Coalition urges more anti-fossil fuel programs in next stimulus package

While Democrats in Congress now push for a possible fourth coronavirus stimulus bill, a coalition of scientists including a University of Oklahoma weather researcher wants the effort to include more environmental efforts. It is also clear they are against the fossil fuel industry.

Zeke Baker, identified as a Postdoctoral Research Associate at the University of Oklahoma Cooperative Institute for Mesoscale Meteorological Studies was one of those who signed the letter sent last month to Congress suggesting there be “shovel ready jobs” for the environment as part of the relief.

He was among the coalition of scientists, academics and advocates from the environment, justice and labor movements who sent the letter with their own “menu of solutions.” They wanted the stimulus to not only be a win for the economy but also the environment.

“As a nation we face three converging crises: the COVID19 pandemic and the resulting economic recession; the climate emergency; and extreme inequality,” started the letter.

“We need immediate and sustained intervention to protect people’s health and economic well-being, with a special focus on the most vulnerable. We must also begin planning our economic recovery in a way that protects us from the impact of climate change and lifts up workers and frontline communities.”

Baker and the others who signed the letter went on to write that the question isn’t whether the country will next need a major economic recovery stimulus but what kind of stimulus. Their idea they called the Green Stimulus.

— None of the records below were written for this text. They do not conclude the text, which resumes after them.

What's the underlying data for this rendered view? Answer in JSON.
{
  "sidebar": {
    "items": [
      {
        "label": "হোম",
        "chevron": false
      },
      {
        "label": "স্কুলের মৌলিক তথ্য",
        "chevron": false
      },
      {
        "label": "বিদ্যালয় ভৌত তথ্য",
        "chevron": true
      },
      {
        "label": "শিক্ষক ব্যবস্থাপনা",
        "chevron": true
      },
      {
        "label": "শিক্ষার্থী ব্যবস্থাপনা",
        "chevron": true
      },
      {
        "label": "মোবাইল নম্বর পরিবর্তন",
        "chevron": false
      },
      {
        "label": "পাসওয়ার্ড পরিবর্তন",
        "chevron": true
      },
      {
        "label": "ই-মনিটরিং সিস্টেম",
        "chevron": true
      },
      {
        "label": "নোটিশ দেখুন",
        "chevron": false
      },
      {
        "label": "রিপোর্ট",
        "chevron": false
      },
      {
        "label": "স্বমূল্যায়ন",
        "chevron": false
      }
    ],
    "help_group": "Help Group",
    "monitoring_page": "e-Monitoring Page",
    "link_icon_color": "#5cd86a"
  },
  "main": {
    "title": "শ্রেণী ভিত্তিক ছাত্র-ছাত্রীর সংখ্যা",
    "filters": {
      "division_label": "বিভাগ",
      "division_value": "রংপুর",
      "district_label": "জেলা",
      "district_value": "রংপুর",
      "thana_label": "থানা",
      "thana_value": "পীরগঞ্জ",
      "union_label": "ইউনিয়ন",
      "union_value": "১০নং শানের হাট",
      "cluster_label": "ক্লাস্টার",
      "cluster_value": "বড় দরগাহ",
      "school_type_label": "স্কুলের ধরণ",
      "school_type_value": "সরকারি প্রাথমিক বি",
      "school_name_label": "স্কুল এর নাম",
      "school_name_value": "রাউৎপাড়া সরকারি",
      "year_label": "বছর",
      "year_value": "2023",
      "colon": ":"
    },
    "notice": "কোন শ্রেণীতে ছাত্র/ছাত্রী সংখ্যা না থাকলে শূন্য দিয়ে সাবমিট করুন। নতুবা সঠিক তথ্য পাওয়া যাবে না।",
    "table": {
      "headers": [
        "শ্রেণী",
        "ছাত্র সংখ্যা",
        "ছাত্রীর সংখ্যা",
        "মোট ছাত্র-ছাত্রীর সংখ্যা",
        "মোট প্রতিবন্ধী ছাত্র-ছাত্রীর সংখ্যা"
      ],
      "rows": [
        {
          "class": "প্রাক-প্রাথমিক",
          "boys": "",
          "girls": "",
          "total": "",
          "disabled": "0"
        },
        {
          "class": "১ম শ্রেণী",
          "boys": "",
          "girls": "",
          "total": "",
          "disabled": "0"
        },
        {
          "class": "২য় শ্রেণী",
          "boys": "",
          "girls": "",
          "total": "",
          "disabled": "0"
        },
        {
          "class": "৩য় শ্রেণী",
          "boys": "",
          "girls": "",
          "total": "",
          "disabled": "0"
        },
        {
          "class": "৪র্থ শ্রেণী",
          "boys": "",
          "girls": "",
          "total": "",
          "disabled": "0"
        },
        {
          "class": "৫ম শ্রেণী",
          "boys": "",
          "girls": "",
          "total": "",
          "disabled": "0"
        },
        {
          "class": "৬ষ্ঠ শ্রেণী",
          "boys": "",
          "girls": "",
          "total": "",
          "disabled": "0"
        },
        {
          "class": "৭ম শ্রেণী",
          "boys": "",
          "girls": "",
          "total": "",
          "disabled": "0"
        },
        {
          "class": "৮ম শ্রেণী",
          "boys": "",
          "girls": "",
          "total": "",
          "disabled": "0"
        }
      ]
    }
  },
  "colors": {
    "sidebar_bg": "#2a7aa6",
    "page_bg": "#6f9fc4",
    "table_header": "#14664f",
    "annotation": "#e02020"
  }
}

“The United States confronts the danger of an economic stimulus that restores — or even deepens — our reliance on fossil fuels. This danger comes from explicit proposals to bail out the fossil fuel sector and roll back workers’ rights, and also from generic general stimulus policies that do not take climate into account. Indeed, infrastructure spending as usual — e.g. highway expansion — will lock in more carbon pollution for decades. We can avoid these problems by crafting a recovery that accelerates the creation of a 21st century green economy.”

Baker was joined by others in the region and not all were science researchers. Richard Bowden calls himself a “professional touring and recording musician from Austin, Texas.” Devin Garafalo is an Assistant Professor of English at the University of North Texas.

They encouraged congress to create “millions of new family-sustaining, career-track green jobs in clean energy expansion—sustainable homebuilding—green infrastructure construction—and programs to bring more low-income and workers of color into good union jobs.”

Their plan calls for a Green Stimulus that “accelerates a just transition off fossil fuels—to make–society and economy stronger and more resilient in the face of pandemic, recession and climate emergency in the years ahead.”